TIROLER TAGESZEITUNG "Kommentar" Ausgabe vom Freitag, 13. Oktober 2023, von Karin Leitner: "Politikmüde sehen anders aus"
Othmar Karas hat gewusst, dass er den Parteioberen zuvorkommen muss – mit der Entscheidung in Sachen EU-Wahl. Er hat gewusst, dass ihn die ÖVP nicht mehr zu ihrem Spitzenkandidaten machen wird. Er wollte nicht auf diese Ankündigung warten.
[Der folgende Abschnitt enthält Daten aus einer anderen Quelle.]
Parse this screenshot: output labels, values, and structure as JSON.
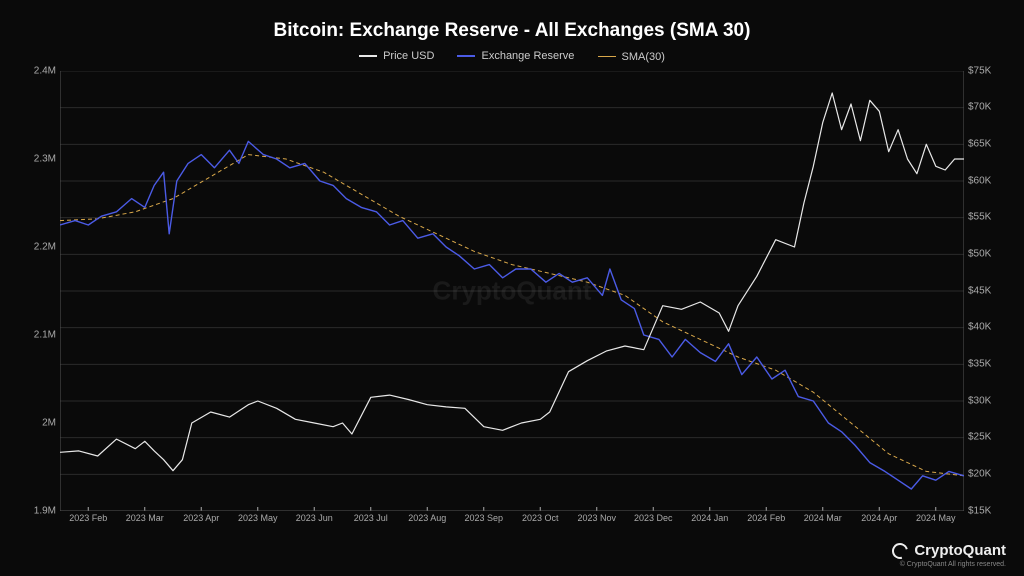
{
  "title": "Bitcoin: Exchange Reserve - All Exchanges (SMA 30)",
  "watermark": "CryptoQuant",
  "brand": {
    "name": "CryptoQuant",
    "copyright": "© CryptoQuant All rights reserved."
  },
  "background_color": "#0a0a0a",
  "text_color": "#ffffff",
  "axis_text_color": "#aaaaaa",
  "grid_color": "#2a2a2a",
  "title_fontsize": 19,
  "legend_fontsize": 11,
  "axis_fontsize": 10,
  "legend": [
    {
      "label": "Price USD",
      "color": "#e8e8e8"
    },
    {
      "label": "Exchange Reserve",
      "color": "#4b5be6"
    },
    {
      "label": "SMA(30)",
      "color": "#d9a84a"
    }
  ],
  "y_left": {
    "min": 1.9,
    "max": 2.4,
    "unit": "M",
    "ticks": [
      1.9,
      2.0,
      2.1,
      2.2,
      2.3,
      2.4
    ],
    "tick_labels": [
      "1.9M",
      "2M",
      "2.1M",
      "2.2M",
      "2.3M",
      "2.4M"
    ]
  },
  "y_right": {
    "min": 15000,
    "max": 75000,
    "unit": "K",
    "ticks": [
      15000,
      20000,
      25000,
      30000,
      35000,
      40000,
      45000,
      50000,
      55000,
      60000,
      65000,
      70000,
      75000
    ],
    "tick_labels": [
      "$15K",
      "$20K",
      "$25K",
      "$30K",
      "$35K",
      "$40K",
      "$45K",
      "$50K",
      "$55K",
      "$60K",
      "$65K",
      "$70K",
      "$75K"
    ]
  },
  "x_axis": {
    "min": 0,
    "max": 480,
    "ticks": [
      15,
      45,
      75,
      105,
      135,
      165,
      195,
      225,
      255,
      285,
      315,
      345,
      375,
      405,
      435,
      465
    ],
    "tick_labels": [
      "2023 Feb",
      "2023 Mar",
      "2023 Apr",
      "2023 May",
      "2023 Jun",
      "2023 Jul",
      "2023 Aug",
      "2023 Sep",
      "2023 Oct",
      "2023 Nov",
      "2023 Dec",
      "2024 Jan",
      "2024 Feb",
      "2024 Mar",
      "2024 Apr",
      "2024 May"
    ]
  },
  "series": {
    "price_usd": {
      "color": "#e8e8e8",
      "line_width": 1.2,
      "y_axis": "right",
      "data": [
        [
          0,
          23000
        ],
        [
          10,
          23200
        ],
        [
          20,
          22500
        ],
        [
          30,
          24800
        ],
        [
          40,
          23500
        ],
        [
          45,
          24500
        ],
        [
          50,
          23200
        ],
        [
          55,
          22000
        ],
        [
          60,
          20500
        ],
        [
          65,
          22000
        ],
        [
          70,
          27000
        ],
        [
          80,
          28500
        ],
        [
          90,
          27800
        ],
        [
          100,
          29500
        ],
        [
          105,
          30000
        ],
        [
          115,
          29000
        ],
        [
          125,
          27500
        ],
        [
          135,
          27000
        ],
        [
          145,
          26500
        ],
        [
          150,
          27000
        ],
        [
          155,
          25500
        ],
        [
          165,
          30500
        ],
        [
          175,
          30800
        ],
        [
          185,
          30200
        ],
        [
          195,
          29500
        ],
        [
          205,
          29200
        ],
        [
          215,
          29000
        ],
        [
          225,
          26500
        ],
        [
          235,
          26000
        ],
        [
          245,
          27000
        ],
        [
          255,
          27500
        ],
        [
          260,
          28500
        ],
        [
          270,
          34000
        ],
        [
          280,
          35500
        ],
        [
          290,
          36800
        ],
        [
          300,
          37500
        ],
        [
          310,
          37000
        ],
        [
          320,
          43000
        ],
        [
          330,
          42500
        ],
        [
          340,
          43500
        ],
        [
          350,
          42000
        ],
        [
          355,
          39500
        ],
        [
          360,
          43000
        ],
        [
          370,
          47000
        ],
        [
          380,
          52000
        ],
        [
          390,
          51000
        ],
        [
          395,
          57000
        ],
        [
          400,
          62000
        ],
        [
          405,
          68000
        ],
        [
          410,
          72000
        ],
        [
          415,
          67000
        ],
        [
          420,
          70500
        ],
        [
          425,
          65500
        ],
        [
          430,
          71000
        ],
        [
          435,
          69500
        ],
        [
          440,
          64000
        ],
        [
          445,
          67000
        ],
        [
          450,
          63000
        ],
        [
          455,
          61000
        ],
        [
          460,
          65000
        ],
        [
          465,
          62000
        ],
        [
          470,
          61500
        ],
        [
          475,
          63000
        ],
        [
          480,
          63000
        ]
      ]
    },
    "exchange_reserve": {
      "color": "#4b5be6",
      "line_width": 1.4,
      "y_axis": "left",
      "data": [
        [
          0,
          2.225
        ],
        [
          8,
          2.23
        ],
        [
          15,
          2.225
        ],
        [
          22,
          2.235
        ],
        [
          30,
          2.24
        ],
        [
          38,
          2.255
        ],
        [
          45,
          2.245
        ],
        [
          50,
          2.27
        ],
        [
          55,
          2.285
        ],
        [
          58,
          2.215
        ],
        [
          62,
          2.275
        ],
        [
          68,
          2.295
        ],
        [
          75,
          2.305
        ],
        [
          82,
          2.29
        ],
        [
          90,
          2.31
        ],
        [
          95,
          2.295
        ],
        [
          100,
          2.32
        ],
        [
          108,
          2.305
        ],
        [
          115,
          2.3
        ],
        [
          122,
          2.29
        ],
        [
          130,
          2.295
        ],
        [
          138,
          2.275
        ],
        [
          145,
          2.27
        ],
        [
          152,
          2.255
        ],
        [
          160,
          2.245
        ],
        [
          168,
          2.24
        ],
        [
          175,
          2.225
        ],
        [
          182,
          2.23
        ],
        [
          190,
          2.21
        ],
        [
          198,
          2.215
        ],
        [
          205,
          2.2
        ],
        [
          212,
          2.19
        ],
        [
          220,
          2.175
        ],
        [
          228,
          2.18
        ],
        [
          235,
          2.165
        ],
        [
          242,
          2.175
        ],
        [
          250,
          2.175
        ],
        [
          258,
          2.16
        ],
        [
          265,
          2.17
        ],
        [
          272,
          2.16
        ],
        [
          280,
          2.165
        ],
        [
          288,
          2.145
        ],
        [
          292,
          2.175
        ],
        [
          298,
          2.14
        ],
        [
          305,
          2.13
        ],
        [
          310,
          2.1
        ],
        [
          318,
          2.095
        ],
        [
          325,
          2.075
        ],
        [
          332,
          2.095
        ],
        [
          340,
          2.08
        ],
        [
          348,
          2.07
        ],
        [
          355,
          2.09
        ],
        [
          362,
          2.055
        ],
        [
          370,
          2.075
        ],
        [
          378,
          2.05
        ],
        [
          385,
          2.06
        ],
        [
          392,
          2.03
        ],
        [
          400,
          2.025
        ],
        [
          408,
          2.0
        ],
        [
          415,
          1.99
        ],
        [
          422,
          1.975
        ],
        [
          430,
          1.955
        ],
        [
          438,
          1.945
        ],
        [
          445,
          1.935
        ],
        [
          452,
          1.925
        ],
        [
          458,
          1.94
        ],
        [
          465,
          1.935
        ],
        [
          472,
          1.945
        ],
        [
          480,
          1.94
        ]
      ]
    },
    "sma30": {
      "color": "#d9a84a",
      "line_width": 1.0,
      "dash": "4,3",
      "y_axis": "left",
      "data": [
        [
          0,
          2.23
        ],
        [
          20,
          2.232
        ],
        [
          40,
          2.24
        ],
        [
          60,
          2.255
        ],
        [
          80,
          2.28
        ],
        [
          100,
          2.305
        ],
        [
          120,
          2.3
        ],
        [
          140,
          2.285
        ],
        [
          160,
          2.26
        ],
        [
          180,
          2.235
        ],
        [
          200,
          2.215
        ],
        [
          220,
          2.195
        ],
        [
          240,
          2.18
        ],
        [
          260,
          2.17
        ],
        [
          280,
          2.16
        ],
        [
          300,
          2.145
        ],
        [
          320,
          2.115
        ],
        [
          340,
          2.095
        ],
        [
          360,
          2.075
        ],
        [
          380,
          2.06
        ],
        [
          400,
          2.035
        ],
        [
          420,
          2.0
        ],
        [
          440,
          1.965
        ],
        [
          460,
          1.945
        ],
        [
          480,
          1.94
        ]
      ]
    }
  }
}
Das Zerwürfnis zwischen ihm und seiner Partei gibt es seit Jahren. Die Konsequenzen daraus zog Karas nicht. Er blieb Mitglied, weil ein Parteiapparat halt auch von Vorteil ist. Zuletzt hat sich der Konflikt verschärft. Immer wieder hat Karas die Türkisen wegen ihres Kurses kritisiert, primär die Asylpolitik missfällt ihm. Auch jetzt beklagt er das Tun von Karl Nehammer und Co. „Scheindebatten“, etwa jene um das Bargeld, ortet er. Der ÖVP-Chef und die Seinen sind auch nicht mundfaul. Generalsekretär Christian Stocker qualifiziert Karas als Saboteur. Erleichtert ist Stocker wohl, dass Karas im Juni kommenden Jahres nicht kandidiert. Ein paar Prozenterl hätte er Nehammers Truppe mit einer eigenen EU-Liste gekostet.
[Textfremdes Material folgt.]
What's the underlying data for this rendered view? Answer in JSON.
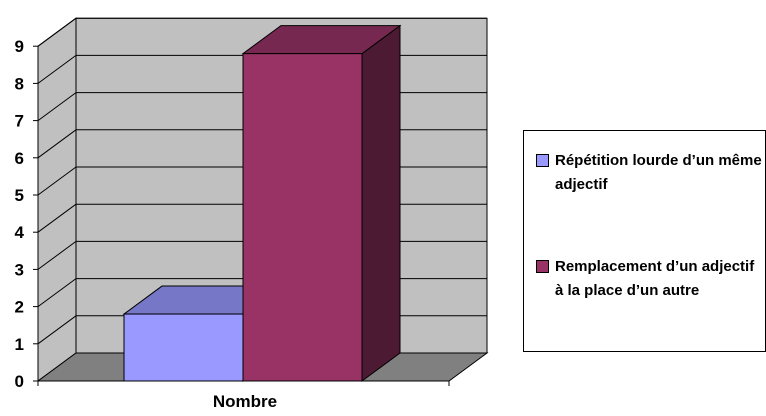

Karas macht der ÖVP also keine Konkurrenz – vorerst. Dass der 65-Jährige nicht politikpensionswillig ist, war auch bei seiner gestrigen Pressekonferenz über den Dächern Wiens zu merken. Der erfahrene EU-Parlamentarier schließt weder aus, bei der Nationalratswahl – regulär im Herbst 2024 – noch bei der nächsten Bundespräsidentschaftswahl – 2028 – anzutreten. Die ÖVP hat also eine Karas-Verschnaufpause. Los ist sie den für sie Lästigen noch nicht.